Patches can be sewn either on top of the area in need of patching, or behind. There are many different ways of patching an item of clothing. It boils down to personal preference.
c. Visible Mending
This has seen a revival with growing consumer consciousness of a more sustainable lifestyle and sustainable clothing.
There are many ways to visibly mend garments.
Depending on the item, techniques such as applique, reverse applique, embroidery, Sashiko and just general decorative stitches.
The main thing about mending is :
1. Assess what needs to be done.
2. Is it reworking what is already there?
3. Is it a hole? Does it need darning or patching?
4. Do you want your mend to be discreet (Embroidery or a patch on an evening gown in contrast fabric is probably not a good idea)?
5. What materials do you need?
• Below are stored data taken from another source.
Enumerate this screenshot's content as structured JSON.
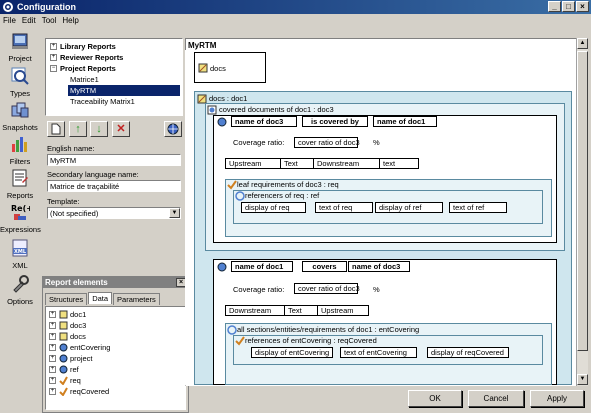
{
  "window": {
    "title": "Configuration"
  },
  "menu": [
    "File",
    "Edit",
    "Tool",
    "Help"
  ],
  "sidebar": [
    {
      "label": "Project",
      "icon": "project-icon"
    },
    {
      "label": "Types",
      "icon": "types-icon"
    },
    {
      "label": "Snapshots",
      "icon": "snapshots-icon"
    },
    {
      "label": "Filters",
      "icon": "filters-icon"
    },
    {
      "label": "Reports",
      "icon": "reports-icon"
    },
    {
      "label": "Expressions",
      "icon": "expressions-icon"
    },
    {
      "label": "XML",
      "icon": "xml-icon"
    },
    {
      "label": "Options",
      "icon": "options-icon"
    }
  ],
  "tree": {
    "items": [
      "Library Reports",
      "Reviewer Reports",
      "Project Reports",
      "Matrice1",
      "MyRTM",
      "Traceability Matrix1"
    ],
    "selected": "MyRTM"
  },
  "form": {
    "english_name_label": "English name:",
    "english_name_value": "MyRTM",
    "secondary_label": "Secondary language name:",
    "secondary_value": "Matrice de traçabilité",
    "template_label": "Template:",
    "template_value": "(Not specified)"
  },
  "report_elements": {
    "title": "Report elements",
    "tabs": [
      "Structures",
      "Data",
      "Parameters"
    ],
    "active_tab": "Data",
    "items": [
      "doc1",
      "doc3",
      "docs",
      "entCovering",
      "project",
      "ref",
      "req",
      "reqCovered"
    ]
  },
  "canvas": {
    "title": "MyRTM",
    "docs_label": "docs",
    "docs_doc1": "docs : doc1",
    "covered_docs": "covered documents of doc1 : doc3",
    "table1": {
      "left": "name of doc3",
      "mid": "is covered by",
      "right": "name of doc1"
    },
    "coverage_label": "Coverage ratio:",
    "coverage1": "cover ratio of doc3",
    "percent": "%",
    "row1": [
      "Upstream",
      "Text",
      "Downstream",
      "text"
    ],
    "leaf_req": "leaf requirements of doc3 : req",
    "referencers": "referencers of req : ref",
    "row2": [
      "display of req",
      "text of req",
      "display of ref",
      "text of ref"
    ],
    "table2": {
      "left": "name of doc1",
      "mid": "covers",
      "right": "name of doc3"
    },
    "coverage2": "cover ratio of doc3",
    "row3": [
      "Downstream",
      "Text",
      "Upstream"
    ],
    "all_sections": "all sections/entities/requirements of doc1 : entCovering",
    "references": "references of entCovering : reqCovered",
    "row4": [
      "display of entCovering",
      "text of entCovering",
      "display of reqCovered"
    ]
  },
  "buttons": {
    "ok": "OK",
    "cancel": "Cancel",
    "apply": "Apply"
  }
}
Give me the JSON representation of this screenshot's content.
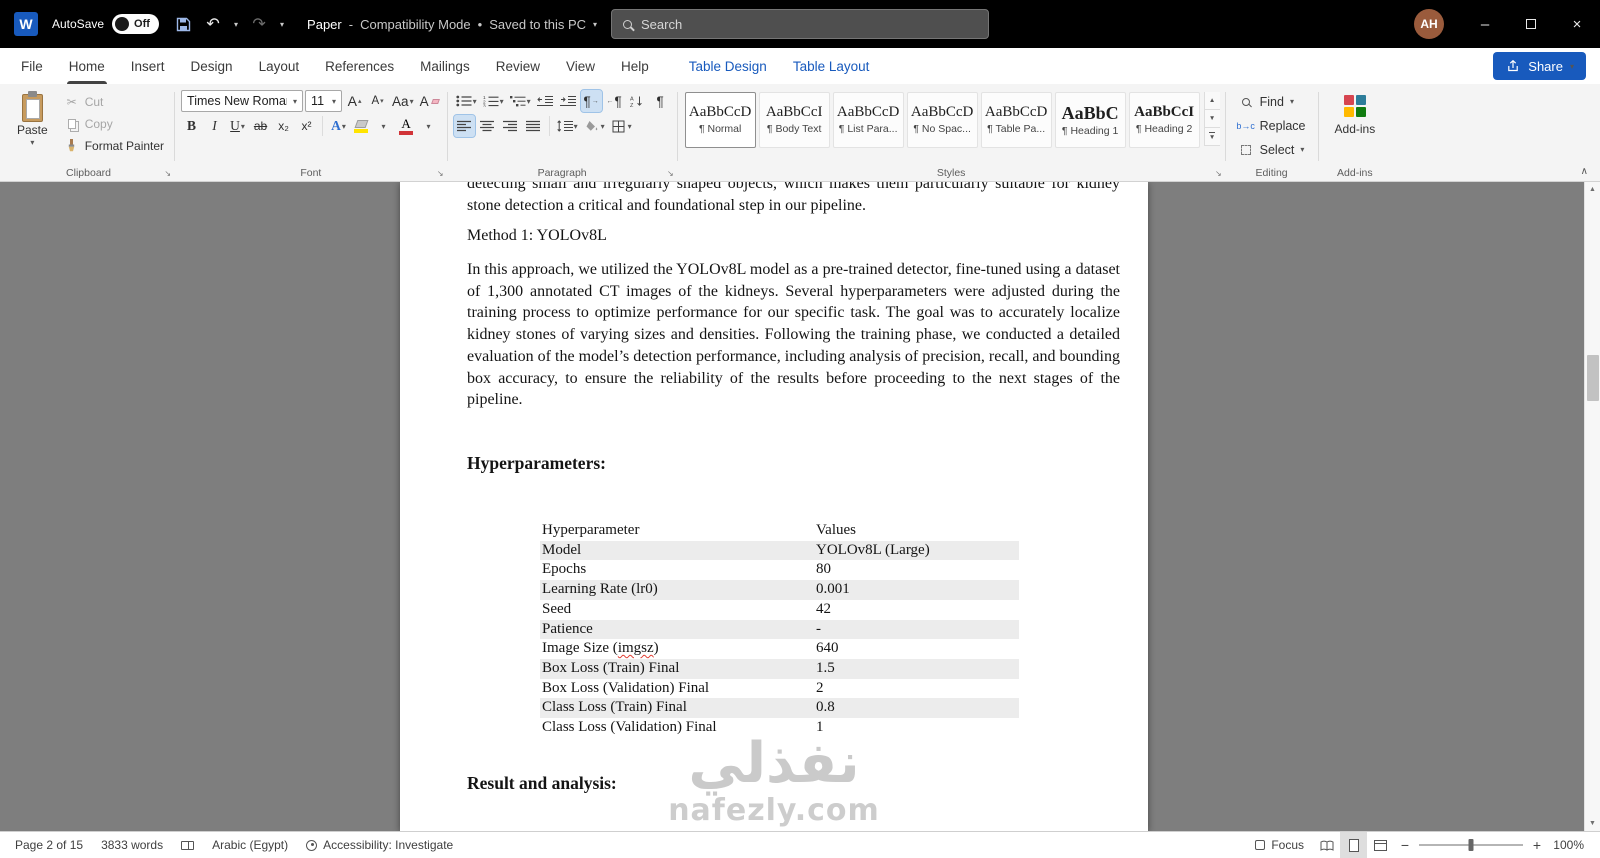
{
  "titlebar": {
    "autosave_label": "AutoSave",
    "autosave_state": "Off",
    "doc_title": "Paper",
    "title_separator": "-",
    "mode": "Compatibility Mode",
    "bullet": "•",
    "saved_status": "Saved to this PC",
    "search_placeholder": "Search",
    "avatar_initials": "AH"
  },
  "menu": {
    "tabs": [
      "File",
      "Home",
      "Insert",
      "Design",
      "Layout",
      "References",
      "Mailings",
      "Review",
      "View",
      "Help"
    ],
    "active_tab": "Home",
    "contextual_tabs": [
      "Table Design",
      "Table Layout"
    ],
    "share_label": "Share"
  },
  "ribbon": {
    "clipboard": {
      "group_label": "Clipboard",
      "paste_label": "Paste",
      "cut_label": "Cut",
      "copy_label": "Copy",
      "format_painter_label": "Format Painter"
    },
    "font": {
      "group_label": "Font",
      "font_name": "Times New Roman",
      "font_size": "11",
      "grow": "A",
      "shrink": "A",
      "change_case": "Aa",
      "clear": "A",
      "bold": "B",
      "italic": "I",
      "underline": "U",
      "strikethrough": "ab",
      "subscript": "x₂",
      "superscript": "x²",
      "effects": "A",
      "color": "A"
    },
    "paragraph": {
      "group_label": "Paragraph",
      "pilcrow": "¶"
    },
    "styles": {
      "group_label": "Styles",
      "items": [
        {
          "preview": "AaBbCcD",
          "label": "¶ Normal"
        },
        {
          "preview": "AaBbCcI",
          "label": "¶ Body Text"
        },
        {
          "preview": "AaBbCcD",
          "label": "¶ List Para..."
        },
        {
          "preview": "AaBbCcD",
          "label": "¶ No Spac..."
        },
        {
          "preview": "AaBbCcD",
          "label": "¶ Table Pa..."
        },
        {
          "preview": "AaBbC",
          "label": "¶ Heading 1"
        },
        {
          "preview": "AaBbCcI",
          "label": "¶ Heading 2"
        }
      ]
    },
    "editing": {
      "group_label": "Editing",
      "find_label": "Find",
      "replace_label": "Replace",
      "select_label": "Select"
    },
    "addins": {
      "group_label": "Add-ins",
      "button_label": "Add-ins"
    }
  },
  "document": {
    "clipped_paragraph": "detecting small and irregularly shaped objects, which makes them particularly suitable for kidney stone detection a critical and foundational step in our pipeline.",
    "method_heading": "Method 1: YOLOv8L",
    "body_paragraph": "In this approach, we utilized the YOLOv8L model as a pre-trained detector, fine-tuned using a dataset of 1,300 annotated CT images of the kidneys. Several hyperparameters were adjusted during the training process to optimize performance for our specific task. The goal was to accurately localize kidney stones of varying sizes and densities. Following the training phase, we conducted a detailed evaluation of the model’s detection performance, including analysis of precision, recall, and bounding box accuracy, to ensure the reliability of the results before proceeding to the next stages of the pipeline.",
    "hyperparameters_heading": "Hyperparameters:",
    "table": {
      "headers": [
        "Hyperparameter",
        "Values"
      ],
      "rows": [
        [
          "Model",
          "YOLOv8L (Large)"
        ],
        [
          "Epochs",
          "80"
        ],
        [
          "Learning Rate (lr0)",
          "0.001"
        ],
        [
          "Seed",
          "42"
        ],
        [
          "Patience",
          "-"
        ],
        [
          "Image Size (imgsz)",
          "640"
        ],
        [
          "Box Loss (Train) Final",
          "1.5"
        ],
        [
          "Box Loss (Validation) Final",
          "2"
        ],
        [
          "Class Loss (Train) Final",
          "0.8"
        ],
        [
          "Class Loss (Validation) Final",
          "1"
        ]
      ],
      "spellcheck_flagged": "imgsz"
    },
    "result_heading": "Result and analysis:",
    "watermark": {
      "arabic": "نفذلي",
      "latin": "nafezly.com"
    }
  },
  "statusbar": {
    "page_info": "Page 2 of 15",
    "word_count": "3833 words",
    "language": "Arabic (Egypt)",
    "accessibility": "Accessibility: Investigate",
    "focus_label": "Focus",
    "zoom_out": "−",
    "zoom_in": "+",
    "zoom_level": "100%"
  },
  "colors": {
    "accent_blue": "#185abd",
    "titlebar_black": "#000000",
    "canvas_gray": "#7e7e7e",
    "table_band_gray": "#ececec",
    "highlight_yellow": "#ffe400",
    "font_color_red": "#d13438"
  }
}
Do you have them available?
6. Do you have a spare button, a new zip, needle and thread or a sewing machine?
7. Are you physically able to undertake your mend? ( manual dexterity can be a factor for someone with Arthritis for example)
8. Do you have the time and knowledge to mend your garment?
If your answer is yes to all of the above questions, great.
If you are lacking the physical ability, time or knowledge, ask a friend for help, or find a reputable business who can help you.
You could consider taking a course, learning different ways of mending, at the same time customising your garment
Or get involved in your community repair groups, such as Restore Carlisle at their Petteril Bank Shop, find out about the Carlisle repair café, or contact Gail at the Cumbria Clothing Collective who is currently setting up a directory of mending, alterations and repair services.
Above all, you’ll get to enjoy your most loved garments for longer, as well as doing the environment a great service.